Die allerdings ließen sich selbst von den anwesenden Kriegern nicht beeindrucken. Sie verließen sich voll und ganz darauf, dass niemand es wagen würde, sie als Männer Gottes auch nur festzusetzen. So verspritzten sie beinahe ungehindert ihr Gift unter der Bevölkerung, stachelten immer mehr Menschen gegen die Verräter auf, die den von Gott eingesetzten Herrscher davongejagt hatten. Früher oder später musste dafür eine Lösung her, aber wie die aussehen sollte, war Mikail völlig unklar. Im Westen hatte man die Kuttenträger kurzerhand umgebracht, da sie sich dort durch ihr eigenes Verhalten den Hass der Bevölkerung zugezogen hatten. Hier jedoch besaßen sie viel zu viel Ansehen unter den Bürgern, an handfeste Maßnahmen war nicht zu denken.

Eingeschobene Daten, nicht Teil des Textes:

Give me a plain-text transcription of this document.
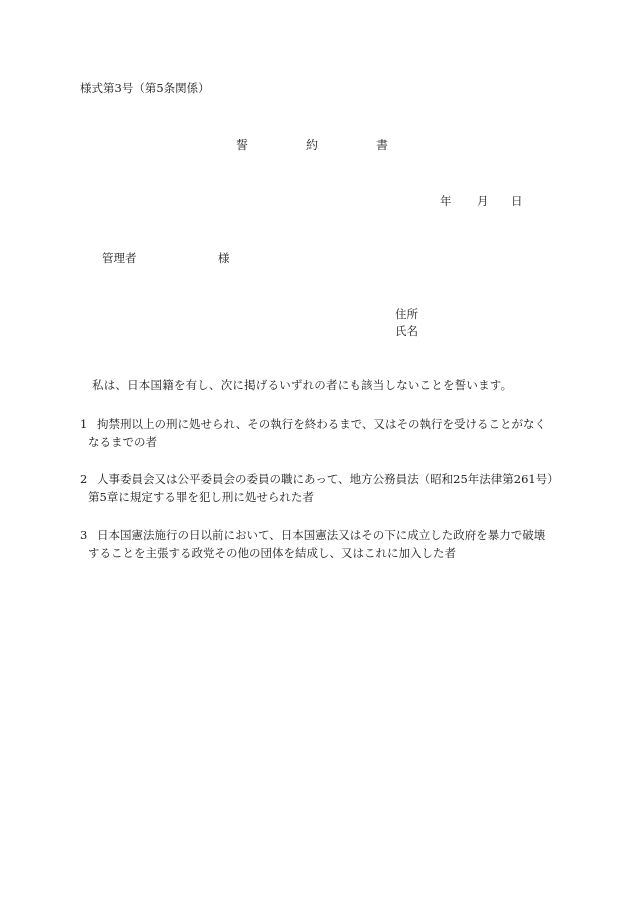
様式第3号（第5条関係）
誓	約	書
年 月 日
管理者	様
住所
氏名
私は、日本国籍を有し、次に掲げるいずれの者にも該当しないことを誓います。
1 拘禁刑以上の刑に処せられ、その執行を終わるまで、又はその執行を受けることがなく
なるまでの者
2 人事委員会又は公平委員会の委員の職にあって、地方公務員法（昭和25年法律第261号）
第5章に規定する罪を犯し刑に処せられた者
3 日本国憲法施行の日以前において、日本国憲法又はその下に成立した政府を暴力で破壊
することを主張する政党その他の団体を結成し、又はこれに加入した者
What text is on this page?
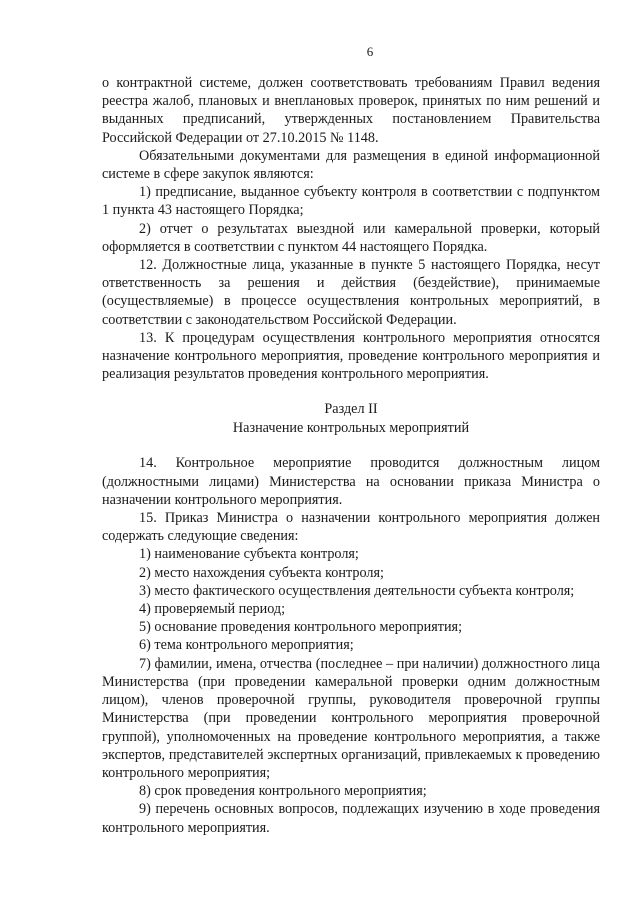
6

о контрактной системе, должен соответствовать требованиям Правил ведения реестра жалоб, плановых и внеплановых проверок, принятых по ним решений и выданных предписаний, утвержденных постановлением Правительства Российской Федерации от 27.10.2015 № 1148.

Обязательными документами для размещения в единой информационной системе в сфере закупок являются:

1) предписание, выданное субъекту контроля в соответствии с подпунктом 1 пункта 43 настоящего Порядка;

2) отчет о результатах выездной или камеральной проверки, который оформляется в соответствии с пунктом 44 настоящего Порядка.

12. Должностные лица, указанные в пункте 5 настоящего Порядка, несут ответственность за решения и действия (бездействие), принимаемые (осуществляемые) в процессе осуществления контрольных мероприятий, в соответствии с законодательством Российской Федерации.

13. К процедурам осуществления контрольного мероприятия относятся назначение контрольного мероприятия, проведение контрольного мероприятия и реализация результатов проведения контрольного мероприятия.

Раздел II
Назначение контрольных мероприятий

14. Контрольное мероприятие проводится должностным лицом (должностными лицами) Министерства на основании приказа Министра о назначении контрольного мероприятия.

15. Приказ Министра о назначении контрольного мероприятия должен содержать следующие сведения:

1) наименование субъекта контроля;

2) место нахождения субъекта контроля;

3) место фактического осуществления деятельности субъекта контроля;

4) проверяемый период;

5) основание проведения контрольного мероприятия;

6) тема контрольного мероприятия;

7) фамилии, имена, отчества (последнее – при наличии) должностного лица Министерства (при проведении камеральной проверки одним должностным лицом), членов проверочной группы, руководителя проверочной группы Министерства (при проведении контрольного мероприятия проверочной группой), уполномоченных на проведение контрольного мероприятия, а также экспертов, представителей экспертных организаций, привлекаемых к проведению контрольного мероприятия;

8) срок проведения контрольного мероприятия;

9) перечень основных вопросов, подлежащих изучению в ходе проведения контрольного мероприятия.
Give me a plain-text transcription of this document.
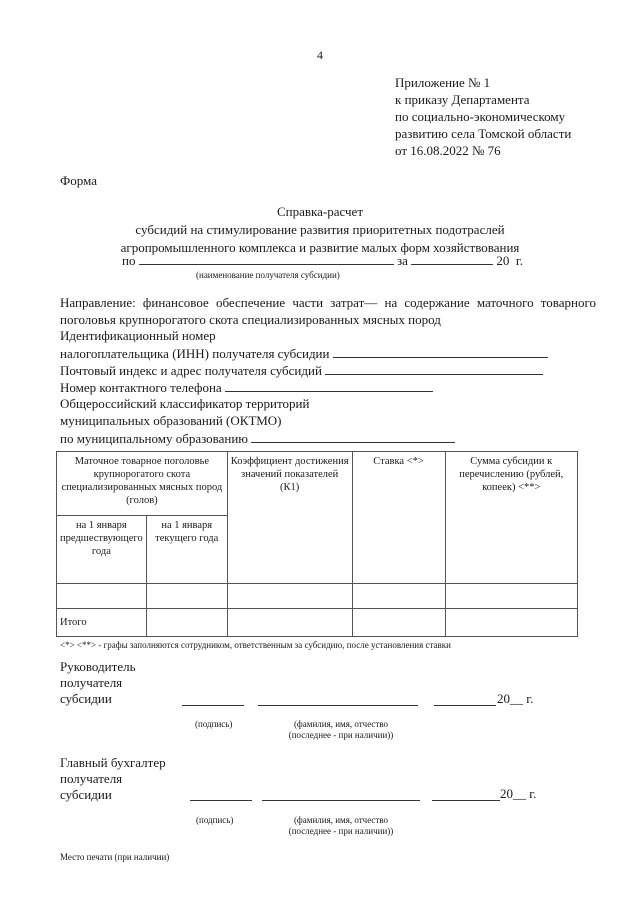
4
Приложение № 1
к приказу Департамента
по социально-экономическому
развитию села Томской области
от 16.08.2022 № 76
Форма
Справка-расчет
субсидий на стимулирование развития приоритетных подотраслей
агропромышленного комплекса и развитие малых форм хозяйствования
по	за	20 г.
(наименование получателя субсидии)
Направление: финансовое обеспечение части затрат— на содержание маточного товарного поголовья крупнорогатого скота специализированных мясных пород
Идентификационный номер
налогоплательщика (ИНН) получателя субсидии
Почтовый индекс и адрес получателя субсидий
Номер контактного телефона
Общероссийский классификатор территорий
муниципальных образований (ОКТМО)
по муниципальному образованию
Маточное товарное поголовье крупнорогатого скота специализированных мясных пород (голов)		Коэффициент достижения значений показателей (К1)	Ставка <*>	Сумма субсидии к перечислению (рублей, копеек) <**>
на 1 января предшествующего года	на 1 января текущего года			

Итого				
<*> <**> - графы заполняются сотрудником, ответственным за субсидию, после установления ставки
Руководитель
получателя
субсидии	20__ г.
(подпись)	(фамилия, имя, отчество
(последнее - при наличии))
Главный бухгалтер
получателя
субсидии	20__ г.
(подпись)	(фамилия, имя, отчество
(последнее - при наличии))
Место печати (при наличии)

»Dann brauchen wir mehr Krieger«, stellte Kossula nüchtern fest. »Je brutaler Tiru vorgeht, desto mehr Dörfler sollten einsehen, dass sie erst dann Frieden finden, wenn sie ihn los sind. Im Westen weiß man das schon. Die Leute sind heimgekehrt, weil sie ihre Familien nicht noch länger alleine lassen konnten. Erfahren sie, dass Tiru zurück ist, werden sie wieder zu den Waffen greifen. Und aus dem Norden dürften wir auch Unterstützung bekommen, denke ich.«

»Vorausgesetzt, Tiru hat bis dahin nicht alle in sein Heer gezwungen«, warf Farik ein. »Es scheint, als sei er schnurstracks nach Norden marschiert. So ein großes Heer in gerade einmal elf Tagen bis hinter das Echsengebiet zu bringen, und das, ohne dass wir ihn verfolgen konnten, das ist schon eine reife Leistung. Er ist ein Verbrecher, aber denkt dran, er hat damals alle Kriegsherren besiegt. Der Mann versteht was von Taktik. Seine lange Zeit als unangefochtener Herrscher hat ihn arrogant werden lassen, das hat uns beim letzten Mal genutzt. Gerade hat er uns bewiesen, dass er es immer noch drauf hat. Von nun an wird er uns nicht mehr unterschätzen. Euch muss klar sein, wir haben es mit einem gefährlichen Gegner zu tun, der vor nichts zurückschreckt, keiner Grausamkeit und keiner List.«

Das befürchtete Mikail allerdings auch. Er wechselte einen Blick mit Loris. Es tat gut, den alten Freund wieder an seiner Seite zu haben. Der Streit damals, als man Mikail ein zweites, endgültiges Mal aus Or verwiesen hatte, war längst vergessen. Sie hatten sich ausgesprochen, beinahe noch einmal gestritten, weil jeder die Schuld unbedingt bei sich sehen wollte, doch nun war das alte Band wieder da, stärker als je zuvor.

Warte ab, schienen Loris’ Augen zu sagen. Überstürze nichts.

»Wir sollten nichts übers Knie brechen«, entschied Mikail. »Ich sag’s nochmal: Wir haben genau diese eine Meldung. Selbst, wenn wir jetzt sofort zu dem überfallenen Dorf aufbrechen, werden wir Tiru dort nicht mehr vorfinden. Versuchen wir doch erst einmal herauszufinden, ob er sich nun in eine bestimmte Richtung bewegt. Dann haben wir vielleicht die Chance, ihn abzufangen.«

»Und bis dahin?«, fragte Haidar.

»Befestigen wir die Stadt, so gut es geht«, übernahm Loris die Antwort. »Und zwar mit allem, was wir einsetzen können. Je besser wir Tasik-Hutan absichern, je mehr starke Waffen wir haben, desto mehr muss auch Tiru aufbieten. Das verschafft uns hoffentlich zumindest Zeit. Und es erhöht unsere Überlebenschancen.«

Das sowieso. Mikail lächelte Loris an. Das Zweiergespann funktionierte wieder.

Zwei Tage später hatte sich die Lage ein Stück weit geändert. Drei weitere Boten waren eingetroffen, zwei von ihnen Schnelle, der andere beritten. Das Meldesystem, das Haidar direkt nach dem Abzug Tirus aufgebaut hatte, funktionierte.